Abigail Arinder, Shelby Adair and Walker Mattox fire their catapult behind Starkville High School on Friday afternoon. The girls took part in an extra-credit assignment that required them to construct an operating catapult. Earlier in the day Friday, the three sophomores and 11 other teams competed in front of peers and Starkville Superintendent Lewis Holloway, and the pink catapult took second place. Photo by: Micah Green/Dispatch Staff
October 1, 2012 9:42:40 AM
STARKVILLE -- The three girls were all concentrated on their individual tasks, tuning and tweaking, huddled around the pink, wooden catapult, but still trouble-shooting as they worked.
"Screw that washer on," one said.
"Come check this. We need to get the sling in," another barked.
"It's got to be the stress," Shelby Adair said, speaking about the most difficult part of the project.
Adair and teammates Walker Mattox and Abigail Arinder are sophomores at Starkville High School, and for the 11th year in a row, the 10th-grade World History class was given the opportunity to earn extra credit by building an operational catapult.
The girls were preparing for their fifth launch of the day.
After each launch, the critique begins anew.

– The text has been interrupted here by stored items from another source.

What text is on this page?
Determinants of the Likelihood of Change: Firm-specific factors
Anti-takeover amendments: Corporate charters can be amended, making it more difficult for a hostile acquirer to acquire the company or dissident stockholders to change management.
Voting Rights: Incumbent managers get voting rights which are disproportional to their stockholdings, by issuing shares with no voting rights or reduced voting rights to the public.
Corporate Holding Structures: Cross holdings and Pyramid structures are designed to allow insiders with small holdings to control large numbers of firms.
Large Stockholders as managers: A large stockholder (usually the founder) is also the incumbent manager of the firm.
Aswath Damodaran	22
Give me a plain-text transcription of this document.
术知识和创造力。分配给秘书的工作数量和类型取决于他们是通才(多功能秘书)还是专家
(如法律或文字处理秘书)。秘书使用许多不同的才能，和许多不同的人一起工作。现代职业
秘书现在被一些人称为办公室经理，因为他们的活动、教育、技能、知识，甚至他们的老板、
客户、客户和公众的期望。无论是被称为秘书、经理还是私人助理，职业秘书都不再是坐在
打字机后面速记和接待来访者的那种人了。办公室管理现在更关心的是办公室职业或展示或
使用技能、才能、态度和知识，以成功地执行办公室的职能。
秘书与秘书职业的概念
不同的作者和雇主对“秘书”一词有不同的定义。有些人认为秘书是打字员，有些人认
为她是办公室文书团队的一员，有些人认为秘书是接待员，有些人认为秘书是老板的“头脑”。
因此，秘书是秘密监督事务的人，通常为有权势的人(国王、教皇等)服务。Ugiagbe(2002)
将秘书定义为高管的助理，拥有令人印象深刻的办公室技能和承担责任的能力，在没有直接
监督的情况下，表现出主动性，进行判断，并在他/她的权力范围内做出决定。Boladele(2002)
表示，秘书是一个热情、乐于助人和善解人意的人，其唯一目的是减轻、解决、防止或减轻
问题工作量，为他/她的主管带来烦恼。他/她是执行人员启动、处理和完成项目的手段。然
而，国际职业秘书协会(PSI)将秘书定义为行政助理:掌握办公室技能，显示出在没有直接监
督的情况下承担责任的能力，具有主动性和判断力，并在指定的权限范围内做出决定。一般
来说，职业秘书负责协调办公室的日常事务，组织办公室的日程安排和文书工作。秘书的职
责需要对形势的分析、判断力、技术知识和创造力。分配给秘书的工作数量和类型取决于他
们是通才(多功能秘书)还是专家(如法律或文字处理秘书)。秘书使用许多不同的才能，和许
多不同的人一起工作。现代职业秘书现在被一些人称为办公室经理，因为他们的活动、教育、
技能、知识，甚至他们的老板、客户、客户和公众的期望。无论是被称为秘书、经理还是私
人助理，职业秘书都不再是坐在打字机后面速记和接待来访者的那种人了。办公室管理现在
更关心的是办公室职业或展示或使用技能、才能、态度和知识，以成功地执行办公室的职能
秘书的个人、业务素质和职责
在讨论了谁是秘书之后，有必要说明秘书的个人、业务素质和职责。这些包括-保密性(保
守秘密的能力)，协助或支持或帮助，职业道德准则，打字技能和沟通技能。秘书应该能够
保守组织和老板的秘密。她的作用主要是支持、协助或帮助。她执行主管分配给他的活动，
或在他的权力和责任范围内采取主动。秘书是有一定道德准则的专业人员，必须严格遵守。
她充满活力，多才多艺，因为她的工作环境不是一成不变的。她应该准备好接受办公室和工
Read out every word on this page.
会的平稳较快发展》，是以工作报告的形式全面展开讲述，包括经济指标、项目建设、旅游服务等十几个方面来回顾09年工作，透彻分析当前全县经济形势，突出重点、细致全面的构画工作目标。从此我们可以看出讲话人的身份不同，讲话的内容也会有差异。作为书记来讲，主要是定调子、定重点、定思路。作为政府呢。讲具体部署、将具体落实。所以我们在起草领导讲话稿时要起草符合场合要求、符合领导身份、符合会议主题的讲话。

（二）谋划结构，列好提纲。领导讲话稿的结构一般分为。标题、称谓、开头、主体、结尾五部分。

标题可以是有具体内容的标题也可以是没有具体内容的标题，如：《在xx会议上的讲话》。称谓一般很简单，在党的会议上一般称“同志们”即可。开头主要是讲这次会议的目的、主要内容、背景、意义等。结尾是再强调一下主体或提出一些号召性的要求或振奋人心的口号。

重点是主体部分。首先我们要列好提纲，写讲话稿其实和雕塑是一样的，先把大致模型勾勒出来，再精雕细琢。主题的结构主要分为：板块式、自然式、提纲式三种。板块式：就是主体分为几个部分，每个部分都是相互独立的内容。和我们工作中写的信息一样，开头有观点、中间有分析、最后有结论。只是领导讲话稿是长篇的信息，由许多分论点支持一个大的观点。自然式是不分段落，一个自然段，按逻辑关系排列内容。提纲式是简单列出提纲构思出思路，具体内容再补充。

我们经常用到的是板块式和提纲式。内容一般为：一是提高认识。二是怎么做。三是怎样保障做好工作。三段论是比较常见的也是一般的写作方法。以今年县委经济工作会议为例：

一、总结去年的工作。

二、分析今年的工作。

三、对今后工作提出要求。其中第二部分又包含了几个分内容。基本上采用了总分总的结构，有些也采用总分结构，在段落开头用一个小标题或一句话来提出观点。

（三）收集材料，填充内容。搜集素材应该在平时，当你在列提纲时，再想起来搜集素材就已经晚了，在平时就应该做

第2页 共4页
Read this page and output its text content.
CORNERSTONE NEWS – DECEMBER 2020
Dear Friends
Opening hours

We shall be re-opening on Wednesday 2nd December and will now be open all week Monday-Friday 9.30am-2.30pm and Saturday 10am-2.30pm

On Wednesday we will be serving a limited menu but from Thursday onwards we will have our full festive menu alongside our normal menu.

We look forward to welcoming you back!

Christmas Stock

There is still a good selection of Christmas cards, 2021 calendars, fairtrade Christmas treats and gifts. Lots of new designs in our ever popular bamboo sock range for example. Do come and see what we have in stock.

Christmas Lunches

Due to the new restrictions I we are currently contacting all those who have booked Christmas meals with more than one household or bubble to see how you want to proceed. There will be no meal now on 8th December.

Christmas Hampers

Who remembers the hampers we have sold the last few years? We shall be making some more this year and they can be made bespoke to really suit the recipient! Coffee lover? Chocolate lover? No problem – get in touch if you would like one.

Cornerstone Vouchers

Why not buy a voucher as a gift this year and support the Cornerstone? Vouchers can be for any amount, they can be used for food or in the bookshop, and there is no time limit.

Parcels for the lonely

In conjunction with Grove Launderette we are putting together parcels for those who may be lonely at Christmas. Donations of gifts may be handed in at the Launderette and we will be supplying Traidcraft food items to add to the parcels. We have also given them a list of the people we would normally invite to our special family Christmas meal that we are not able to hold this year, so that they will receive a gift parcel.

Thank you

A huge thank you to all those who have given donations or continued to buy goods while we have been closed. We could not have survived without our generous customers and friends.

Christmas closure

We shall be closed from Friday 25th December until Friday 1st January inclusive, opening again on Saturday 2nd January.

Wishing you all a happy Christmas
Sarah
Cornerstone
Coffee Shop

"Like yesterday," Adair said, "It was exactly the way we wanted it to be. We were testing it last night, though, and the sling broke. So that was a little frustrating, but we went to fix it, and, of course, we messed up the prong."
"Speaking of the prong," Arinder interjected, pointing to a nail at the bottom of the catapult's arm.
Maddox and Adair whipped their heads to see. Luckily, they quickly discovered the rope that was supposed to wrap around the prong had simply fallen off.
Ty Adair, the girls' World History teacher and Shelby's father, explained how the prong on the bottom of the arm is essential to shaping the catapult's shot.
"If we were inside, and we bent it forward, we could depress the shot and miss the ceiling," he said.
In Adair's classes, if a student elects to take on the extra credit assignment, all the work must be finished outside of class, except for one instructional day, when parameters are laid out: the trebuchet catapult must be gravity-powered, with no springs or torsion, no more than 80 pounds, six-feet-tall and four-and-a-half-feet wide.
Ty Adair said he keeps coming back to the project because of its easy incorporation of science, technology, engineering and math with history.
"They only got one day of an engineering unit in class," Adair noted. "At the end though, it's so much fun to watch them solve problems in the same way that someone thousands of years ago would have."
Earlier in the day, about a dozen student teams held a competition. District Superintendent Lewis Holloway was on hand along with student peers, making the students perhaps just a bit more nervous.
Adair, Mattox and Arinder said they were confident with their machine, though.
But as they went to load the catapult, the 3-pound, 10-ounce weights the girls were using to power their catapult fell onto the trough, splintering and cracking it.
The trough is located near the bottom of the machine and is meant to guide the sling, an important piece that must be smooth and create as little friction as possible.
"They had basically destroyed their catapult as it was," Adair said. "With all the sharp pieces of wood, the pouch could easily catch and snap the arm."
Consolation? The weights had fallen directly on part of the trough the girls had reinforced, so the relative shape was still there.
Working quickly, Adair said she ran over to a nearby recycling bin and grabbed a piece of cardboard. The girls rigged the once piece of trash into place and loaded their catapult.
It worked, seamlessly, launching the ball more than 20 feet.
"It might have actually been smoother than the trough," Mattox said. "If the whole trough was as smooth as the rest of our back-up piece, it might have flown even further."
Trying dutifully to keep his fatherly biases out of the equation, Ty Adair was obviously proud of the girls' problem-solving, especially in such a pressured situation.
"I was proud of them for building it," he said. "But under pressure, they came through; they repaired it. It was like Apollo 13.
"It was a very simple solution, but they did it under 10 minutes."
Along with school, Mattox, Arinder and Adair are each in the middle of playing two sports, and with this project on the side, it would have been easy to give a half-hearted effort.
Maybe being an all girls-team, they felt like they had something to prove; maybe they are just that driven. Whatever the reason, the girls said they were happy with the work they had completed. Seeing their ball fly through the air made it all worthwhile.
"Of course when you are done with a class, you get a notebook with your grades and papers and stuff, but you can't launch a tennis ball out of them," Adair joked. "People didn't expect three little girls and the pink catapult to win.
"Well, we didn't win, but we got second."
There is probably a lesson in that, too.